A unique element in the cytoplasmic tail of the type II transforming growth factor-beta receptor controls basolateral delivery

Abstract

Transforming growth factor (TGF)-beta receptors stimulate diverse signaling processes that control a wide range of biological responses. In polarized epithelia, the TGFbeta type II receptor (T2R) is localized at the basolateral membranes. Sequential cytoplasmic truncations resulted in receptor missorting to apical surfaces, and they indicated an essential targeting element(s) near the receptor's C terminus. Point mutations in the full-length receptor confirmed this prediction, and a unique basolateral-targeting region was elucidated between residues 529 and 538 (LTAxxVAxxR) that was distinct, but colocalized within a clinically significant signaling domain essential for TGFbeta-dependent activation of the Smad2/3 cascade.
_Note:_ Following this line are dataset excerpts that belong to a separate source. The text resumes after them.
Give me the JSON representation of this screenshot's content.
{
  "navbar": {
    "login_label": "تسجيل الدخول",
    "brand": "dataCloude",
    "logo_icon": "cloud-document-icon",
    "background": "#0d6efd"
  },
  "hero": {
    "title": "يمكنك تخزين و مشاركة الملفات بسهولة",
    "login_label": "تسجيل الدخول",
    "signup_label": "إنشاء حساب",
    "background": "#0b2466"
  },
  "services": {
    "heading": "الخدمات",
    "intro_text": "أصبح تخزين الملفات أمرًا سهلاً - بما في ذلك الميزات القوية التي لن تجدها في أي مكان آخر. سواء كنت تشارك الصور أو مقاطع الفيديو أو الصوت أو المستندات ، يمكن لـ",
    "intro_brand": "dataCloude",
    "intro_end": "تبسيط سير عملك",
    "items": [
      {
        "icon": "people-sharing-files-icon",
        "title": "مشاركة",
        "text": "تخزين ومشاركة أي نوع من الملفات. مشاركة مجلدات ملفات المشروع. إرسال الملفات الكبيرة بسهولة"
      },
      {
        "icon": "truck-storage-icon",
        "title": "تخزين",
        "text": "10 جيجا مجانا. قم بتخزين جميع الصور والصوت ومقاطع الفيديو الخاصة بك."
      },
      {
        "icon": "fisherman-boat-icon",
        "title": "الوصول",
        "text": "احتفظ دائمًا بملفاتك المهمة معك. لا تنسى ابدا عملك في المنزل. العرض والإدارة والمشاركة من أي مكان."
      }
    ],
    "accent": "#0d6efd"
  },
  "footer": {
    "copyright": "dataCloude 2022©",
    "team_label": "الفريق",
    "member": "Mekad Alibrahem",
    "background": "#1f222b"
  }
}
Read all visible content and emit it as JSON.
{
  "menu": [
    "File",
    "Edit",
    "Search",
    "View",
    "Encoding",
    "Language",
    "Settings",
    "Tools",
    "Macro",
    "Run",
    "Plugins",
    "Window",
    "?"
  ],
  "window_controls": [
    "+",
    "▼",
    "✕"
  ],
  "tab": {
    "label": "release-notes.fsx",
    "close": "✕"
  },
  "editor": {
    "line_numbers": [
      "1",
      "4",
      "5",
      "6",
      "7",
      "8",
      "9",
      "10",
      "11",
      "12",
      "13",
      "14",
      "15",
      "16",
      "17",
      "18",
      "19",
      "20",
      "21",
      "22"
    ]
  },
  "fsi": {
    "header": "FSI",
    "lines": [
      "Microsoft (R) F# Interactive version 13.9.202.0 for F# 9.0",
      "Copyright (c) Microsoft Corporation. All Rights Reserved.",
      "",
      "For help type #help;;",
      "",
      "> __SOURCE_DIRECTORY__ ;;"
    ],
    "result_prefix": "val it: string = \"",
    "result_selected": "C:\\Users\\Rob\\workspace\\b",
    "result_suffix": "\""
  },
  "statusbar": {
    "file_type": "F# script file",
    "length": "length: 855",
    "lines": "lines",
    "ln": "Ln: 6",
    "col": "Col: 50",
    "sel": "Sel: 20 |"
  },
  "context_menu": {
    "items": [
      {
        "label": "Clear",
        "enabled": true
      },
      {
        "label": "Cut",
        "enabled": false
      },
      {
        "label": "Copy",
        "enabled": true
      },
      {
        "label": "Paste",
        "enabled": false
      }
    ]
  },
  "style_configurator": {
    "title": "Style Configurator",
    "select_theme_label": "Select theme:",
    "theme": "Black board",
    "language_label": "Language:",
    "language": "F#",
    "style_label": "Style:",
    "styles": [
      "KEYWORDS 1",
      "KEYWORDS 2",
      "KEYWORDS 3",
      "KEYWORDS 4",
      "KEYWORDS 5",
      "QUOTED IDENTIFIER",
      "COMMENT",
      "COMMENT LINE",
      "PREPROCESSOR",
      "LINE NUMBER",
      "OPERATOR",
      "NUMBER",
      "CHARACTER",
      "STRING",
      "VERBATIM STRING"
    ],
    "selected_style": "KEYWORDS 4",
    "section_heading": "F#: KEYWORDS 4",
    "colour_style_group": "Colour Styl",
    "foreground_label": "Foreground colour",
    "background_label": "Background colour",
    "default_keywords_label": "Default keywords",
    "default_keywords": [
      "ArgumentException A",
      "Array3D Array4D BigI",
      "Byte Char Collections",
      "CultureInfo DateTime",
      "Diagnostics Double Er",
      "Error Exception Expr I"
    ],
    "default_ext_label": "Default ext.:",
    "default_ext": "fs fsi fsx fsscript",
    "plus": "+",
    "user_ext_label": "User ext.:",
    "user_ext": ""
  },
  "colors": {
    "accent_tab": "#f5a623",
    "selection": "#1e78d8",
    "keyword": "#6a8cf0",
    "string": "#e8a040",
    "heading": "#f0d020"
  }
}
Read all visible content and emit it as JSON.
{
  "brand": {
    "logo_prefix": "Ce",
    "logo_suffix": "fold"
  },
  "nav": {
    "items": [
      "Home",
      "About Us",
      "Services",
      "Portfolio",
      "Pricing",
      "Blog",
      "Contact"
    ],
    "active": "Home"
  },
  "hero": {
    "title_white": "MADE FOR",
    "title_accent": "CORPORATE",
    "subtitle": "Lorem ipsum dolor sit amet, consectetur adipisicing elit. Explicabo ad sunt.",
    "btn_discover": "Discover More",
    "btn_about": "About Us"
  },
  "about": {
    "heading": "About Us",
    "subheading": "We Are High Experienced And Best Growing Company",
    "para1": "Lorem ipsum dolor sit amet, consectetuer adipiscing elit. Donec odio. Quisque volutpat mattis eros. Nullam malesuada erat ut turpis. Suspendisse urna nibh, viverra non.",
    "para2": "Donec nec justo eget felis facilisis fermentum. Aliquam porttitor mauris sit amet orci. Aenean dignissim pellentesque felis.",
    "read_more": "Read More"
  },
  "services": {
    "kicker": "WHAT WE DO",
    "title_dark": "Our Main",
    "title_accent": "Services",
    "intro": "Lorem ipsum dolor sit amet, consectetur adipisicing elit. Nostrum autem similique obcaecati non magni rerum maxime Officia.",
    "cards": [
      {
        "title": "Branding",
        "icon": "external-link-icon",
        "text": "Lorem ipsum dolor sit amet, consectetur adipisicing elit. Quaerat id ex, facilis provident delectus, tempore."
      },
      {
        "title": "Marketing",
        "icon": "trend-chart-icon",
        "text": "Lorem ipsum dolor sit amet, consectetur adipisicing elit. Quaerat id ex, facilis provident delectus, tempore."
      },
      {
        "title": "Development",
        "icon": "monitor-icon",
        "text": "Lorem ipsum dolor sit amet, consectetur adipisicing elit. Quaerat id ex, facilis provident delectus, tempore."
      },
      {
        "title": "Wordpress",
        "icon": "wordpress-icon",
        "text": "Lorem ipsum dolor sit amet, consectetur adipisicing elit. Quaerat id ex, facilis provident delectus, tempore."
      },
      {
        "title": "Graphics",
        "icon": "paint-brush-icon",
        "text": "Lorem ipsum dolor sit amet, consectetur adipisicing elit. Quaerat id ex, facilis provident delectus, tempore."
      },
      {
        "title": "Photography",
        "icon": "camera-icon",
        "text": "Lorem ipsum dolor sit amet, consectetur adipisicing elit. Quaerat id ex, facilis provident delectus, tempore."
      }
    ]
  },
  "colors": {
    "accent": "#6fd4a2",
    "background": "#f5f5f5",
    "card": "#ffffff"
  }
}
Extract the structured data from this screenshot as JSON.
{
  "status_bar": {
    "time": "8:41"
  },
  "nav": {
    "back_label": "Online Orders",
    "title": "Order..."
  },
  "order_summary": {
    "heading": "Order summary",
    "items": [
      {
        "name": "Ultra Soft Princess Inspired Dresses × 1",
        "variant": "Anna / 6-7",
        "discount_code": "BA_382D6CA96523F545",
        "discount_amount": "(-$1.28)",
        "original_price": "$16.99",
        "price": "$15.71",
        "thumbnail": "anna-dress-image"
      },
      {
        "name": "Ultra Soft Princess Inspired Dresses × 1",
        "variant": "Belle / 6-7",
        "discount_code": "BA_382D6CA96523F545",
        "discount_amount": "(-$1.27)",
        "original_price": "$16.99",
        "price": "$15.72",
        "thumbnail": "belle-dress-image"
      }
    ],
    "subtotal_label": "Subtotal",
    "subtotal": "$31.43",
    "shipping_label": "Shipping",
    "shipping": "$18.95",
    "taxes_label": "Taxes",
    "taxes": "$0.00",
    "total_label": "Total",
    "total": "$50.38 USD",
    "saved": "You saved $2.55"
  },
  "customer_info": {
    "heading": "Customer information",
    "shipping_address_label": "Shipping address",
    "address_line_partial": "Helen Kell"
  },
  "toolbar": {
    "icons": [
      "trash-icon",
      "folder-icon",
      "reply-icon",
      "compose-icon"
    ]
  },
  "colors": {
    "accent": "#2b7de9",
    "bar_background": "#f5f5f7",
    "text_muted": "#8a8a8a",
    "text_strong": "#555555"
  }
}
Transfer of a terminal 84 amino-acid fragment, containing the LTAxxVAxxR element, to the apically sorted influenza hemagglutinin (HA) protein was dominant and directed basolateral HA expression. Although delivery to the basolateral surfaces was direct and independent of any detectable transient apical localization, fluorescence recovery after photobleaching demonstrated similar mobility for the wild-type receptor and a missorted mutant lacking the targeting motif. This latter finding excludes the possibility that the domain acts as a cell membrane retention signal, and it supports the hypothesis that T2R sorting occurs from an intracellular compartment.

Figure 1.

The TGFβ type II receptor is trafficked to the basolateral membranes by a mechanism independently of conventional tyrosine or dileucine motifs. MDCK cell clones were plated at 5 × 10⁴ cells/12-mm transwell and allowed to fully polarize over 72 h, as described in Materials and Methods. MD-1 cells were stained for βII (A) or αI chimeric receptors (B) by using primary antibodies to the external GM-CSF β or α chains, respectively, and secondarily tagged with Cy3 (red). (C) Truncated chimeric βII receptors depicting the location of potential trafficking motifs stably expressed in MDCK cells (D–G). MDCK clones βIIΔ198 (D) and βIIΔ484 (G) additionally express the full-length αI chimeric receptor (FL-αI) (D and G, bottom). Images are represented as the horizontal XY flat sections above lower perpendicular XZ cross-sectional images. Nuclei (blue) were stained with DAPI.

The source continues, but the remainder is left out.